In a steady-state (independent of time) :

\(\frac{\partial \rho}{\partial t} =0\;\;\) so \(\;\;div\vec{j} =0\).

Thus, it can be deduced that :

• The total intensity exiting a given closed surface \((S)\) is equal to zero in steady-state :

\(i = \oint_{(S)}\vec {j}.\vec{n} \ dS=\iiint_{(V)}div\vec{j}\ d\tau=0\)

• In steady-state, the intensity has the same value through any section of a given field tube :

Let us consider a closed surface \((S)\) formed by one field tube \((T)\) (called current tube) and two surfaces \((S_1)\) and \((S_2)\).

These two surfaces are based on two loops of \((T)\) and have the same orientation.

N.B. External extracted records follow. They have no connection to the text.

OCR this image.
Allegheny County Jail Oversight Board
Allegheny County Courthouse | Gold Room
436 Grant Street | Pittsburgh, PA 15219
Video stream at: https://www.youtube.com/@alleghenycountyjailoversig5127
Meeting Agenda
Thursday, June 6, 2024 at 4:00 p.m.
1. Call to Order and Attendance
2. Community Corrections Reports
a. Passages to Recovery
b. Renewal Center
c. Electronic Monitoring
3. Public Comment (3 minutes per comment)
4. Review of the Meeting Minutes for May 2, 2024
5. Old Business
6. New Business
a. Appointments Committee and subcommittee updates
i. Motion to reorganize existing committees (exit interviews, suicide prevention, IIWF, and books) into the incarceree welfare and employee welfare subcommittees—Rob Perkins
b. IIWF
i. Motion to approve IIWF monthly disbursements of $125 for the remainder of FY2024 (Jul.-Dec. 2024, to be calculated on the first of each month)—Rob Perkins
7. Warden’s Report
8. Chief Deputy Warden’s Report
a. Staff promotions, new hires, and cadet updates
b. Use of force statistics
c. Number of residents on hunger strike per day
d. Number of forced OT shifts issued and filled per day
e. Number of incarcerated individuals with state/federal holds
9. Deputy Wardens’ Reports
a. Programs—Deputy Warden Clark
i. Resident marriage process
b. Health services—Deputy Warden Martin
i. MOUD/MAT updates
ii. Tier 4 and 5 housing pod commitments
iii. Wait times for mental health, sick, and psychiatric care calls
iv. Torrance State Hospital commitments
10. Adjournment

Let \(I_1\) and \(I_2\) be the intensities, or respectively the flux of the density of current \(\vec j\) through \((S_1)\) and \((S_2)\) :

\(\oint_S\vec {j}.\vec{n} \ dS=-I_1+I_2+\iint_S\vec {j}.\vec{n} \ dS=-I_1+I_2\)

(We can notive that the two vectors \(\vec j\) and \(\vec n\) are perpendicular).

So :

\(I_1=I_2\)

In steady-state, the intensity of the electric current has the same value through any section of a circuit branch.

We can easily deduce Kirchhoff's circuit laws (flux or current density vector conservation).